USFP: Lachguar s'ouvre une voie Royale pour rester

Il avait promis, en mars 2019, de céder le témoin, mais le premier secrétaire du parti de la rose semble coûte que coûte vouloir rester aux commandes. Pour ce faire, il a commencé par faire changer les statuts, en attendant, éventuellement, d’écraser le prochain congrès.

Les promesses n’engagent que ceux qui y croient, disait l’ancien président français Jacques Chirac. Une règle morale bien douteuse que le premier secrétaire de l’Union socialiste des forces populaires (USFP), Driss Lachguar, semble avoir faite sienne. Ayant promis, dès mars 2019, qu’il n’essaierait pas de rempiler à la tête du parti de la rose, dont il tient les rênes depuis décembre 2012, l’intéressé vient de pousser pour un changement des statuts, de sorte à pouvoir se présenter pour un troisième mandat au prochain congrès prévu du 29 au 31 janvier 2022 dans la ville de Bouznika.

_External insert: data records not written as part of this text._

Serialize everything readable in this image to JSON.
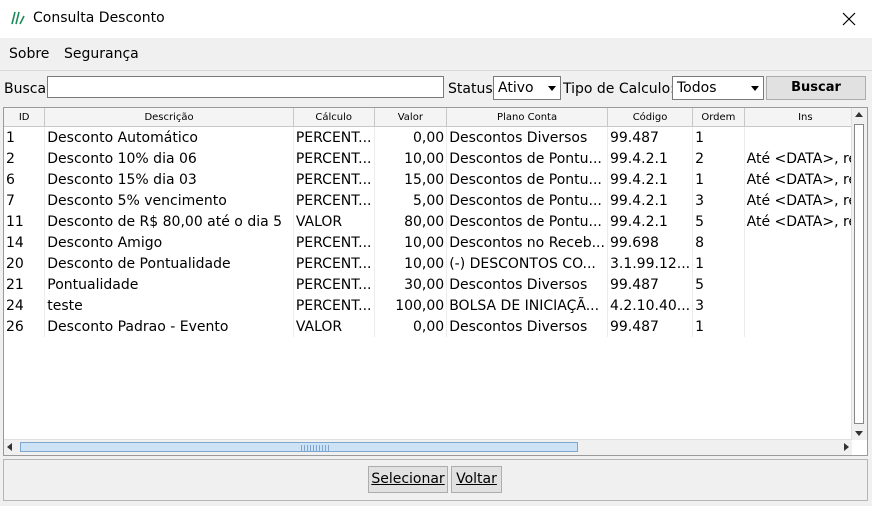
{
  "window": {
    "title": "Consulta Desconto"
  },
  "menu": [
    "Sobre",
    "Segurança"
  ],
  "toolbar": {
    "search_label": "Busca:",
    "search_value": "",
    "status_label": "Status:",
    "status_value": "Ativo",
    "tipo_label": "Tipo de Calculo:",
    "tipo_value": "Todos",
    "buscar_label": "Buscar"
  },
  "table": {
    "headers": [
      "ID",
      "Descrição",
      "Cálculo",
      "Valor",
      "Plano Conta",
      "Código",
      "Ordem",
      "Ins"
    ],
    "rows": [
      [
        "1",
        "Desconto Automático",
        "PERCENT...",
        "0,00",
        "Descontos Diversos",
        "99.487",
        "1",
        ""
      ],
      [
        "2",
        "Desconto 10% dia 06",
        "PERCENT...",
        "10,00",
        "Descontos de Pontu...",
        "99.4.2.1",
        "2",
        "Até <DATA>, re"
      ],
      [
        "6",
        "Desconto 15% dia 03",
        "PERCENT...",
        "15,00",
        "Descontos de Pontu...",
        "99.4.2.1",
        "1",
        "Até <DATA>, re"
      ],
      [
        "7",
        "Desconto 5% vencimento",
        "PERCENT...",
        "5,00",
        "Descontos de Pontu...",
        "99.4.2.1",
        "3",
        "Até <DATA>, re"
      ],
      [
        "11",
        "Desconto de R$ 80,00 até o dia 5",
        "VALOR",
        "80,00",
        "Descontos de Pontu...",
        "99.4.2.1",
        "5",
        "Até <DATA>, re"
      ],
      [
        "14",
        "Desconto Amigo",
        "PERCENT...",
        "10,00",
        "Descontos no Receb...",
        "99.698",
        "8",
        ""
      ],
      [
        "20",
        "Desconto de Pontualidade",
        "PERCENT...",
        "10,00",
        "(-) DESCONTOS CO...",
        "3.1.99.12...",
        "1",
        ""
      ],
      [
        "21",
        "Pontualidade",
        "PERCENT...",
        "30,00",
        "Descontos Diversos",
        "99.487",
        "5",
        ""
      ],
      [
        "24",
        "teste",
        "PERCENT...",
        "100,00",
        "BOLSA DE INICIAÇÃ...",
        "4.2.10.40...",
        "3",
        ""
      ],
      [
        "26",
        "Desconto Padrao - Evento",
        "VALOR",
        "0,00",
        "Descontos Diversos",
        "99.487",
        "1",
        ""
      ]
    ]
  },
  "footer": {
    "selecionar_label": "Selecionar",
    "voltar_label": "Voltar"
  },
  "colors": {
    "accent": "#1e8a5a",
    "header_bg": "#f4f4f4",
    "button_bg": "#e1e1e1"
  }
}
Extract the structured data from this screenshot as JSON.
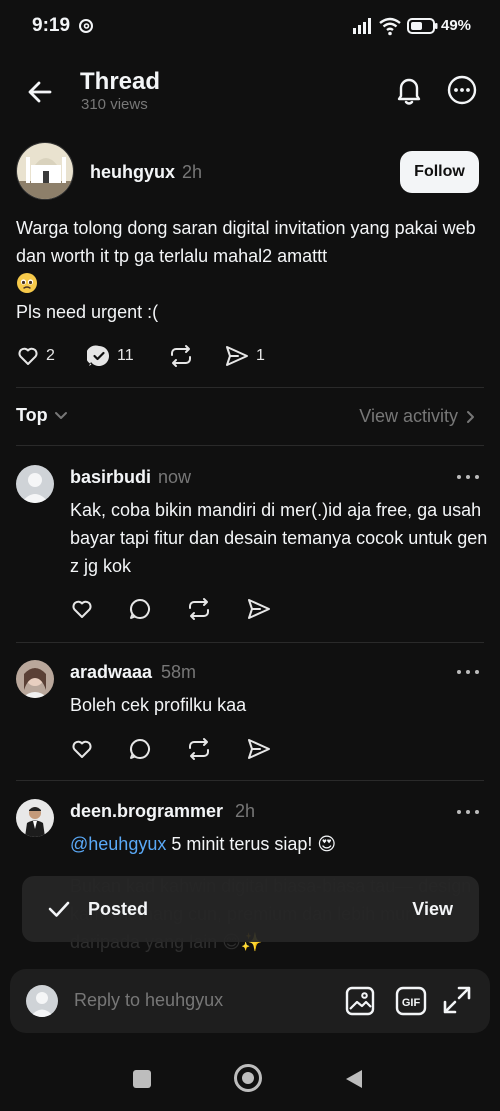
{
  "status_bar": {
    "time": "9:19",
    "battery_pct": "49%",
    "icons": [
      "threads-icon",
      "signal-icon",
      "wifi-icon",
      "battery-icon"
    ]
  },
  "header": {
    "title": "Thread",
    "views": "310 views",
    "icons": [
      "back-arrow-icon",
      "bell-icon",
      "more-options-icon"
    ]
  },
  "post": {
    "username": "heuhgyux",
    "time": "2h",
    "follow_label": "Follow",
    "text_line1": "Warga tolong dong saran digital invitation yang pakai web dan worth it tp ga terlalu mahal2 amattt",
    "text_line2": "Pls need urgent :(",
    "likes": "2",
    "replies": "11",
    "shares": "1"
  },
  "sort": {
    "label": "Top",
    "activity": "View activity"
  },
  "comments": [
    {
      "username": "basirbudi",
      "time": "now",
      "text": "Kak, coba bikin mandiri di mer(.)id aja free, ga usah bayar tapi fitur dan desain temanya cocok untuk gen z jg kok"
    },
    {
      "username": "aradwaaa",
      "time": "58m",
      "text": "Boleh cek profilku kaa"
    },
    {
      "username": "deen.brogrammer",
      "time": "2h",
      "mention": "@heuhgyux",
      "text": " 5 minit terus siap! 😍",
      "faded_text": "Bukan kad kahwin digital biasa-biasa tau— design kami memang cun, premium dan lebih murah daripada yang lain 😊✨"
    }
  ],
  "toast": {
    "label": "Posted",
    "action": "View"
  },
  "reply_bar": {
    "placeholder": "Reply to heuhgyux",
    "gif_label": "GIF"
  },
  "colors": {
    "background": "#101010",
    "text": "#f3f5f7",
    "secondary_text": "#777777",
    "mention": "#5aa9f7",
    "divider": "#2a2a2a"
  }
}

Ce samedi 18 décembre 2021, le conseil national, réuni en conclave au siège de la formation dans la capitale, Rabat, a, par 201 voix contre neuf votes négatifs seulement, accepté de se plier à ses désidératas. Mais il y a plus: le mode de choix du premier secrétaire, qui ne serait plus élu par les congressistes au vote secret mais plutôt par les secrétariats régionaux, lui pave la voie pour être réélu, dans la mesure où ces secrétariats dépendent de lui et sont constitués par ses fidèles.

Un bilan relativement flatteur
Sans compter les conditions sinon draconiennes, du moins drastiques dont devront se prévaloir les candidats pour se présenter, tels par exemple un passage d’une décennie au sein des instances dirigeantes. Pour par exemple l’ex. ministre délégué aux Marocains résidant à l’étranger et aux Affaires de la migration et adversaire déclaré de M. Lachguar, Abdelkrim Benatiq, cette refonte des statuts constitue un recul de trente ans en matière de démocratie dans l’histoire de l’USFP.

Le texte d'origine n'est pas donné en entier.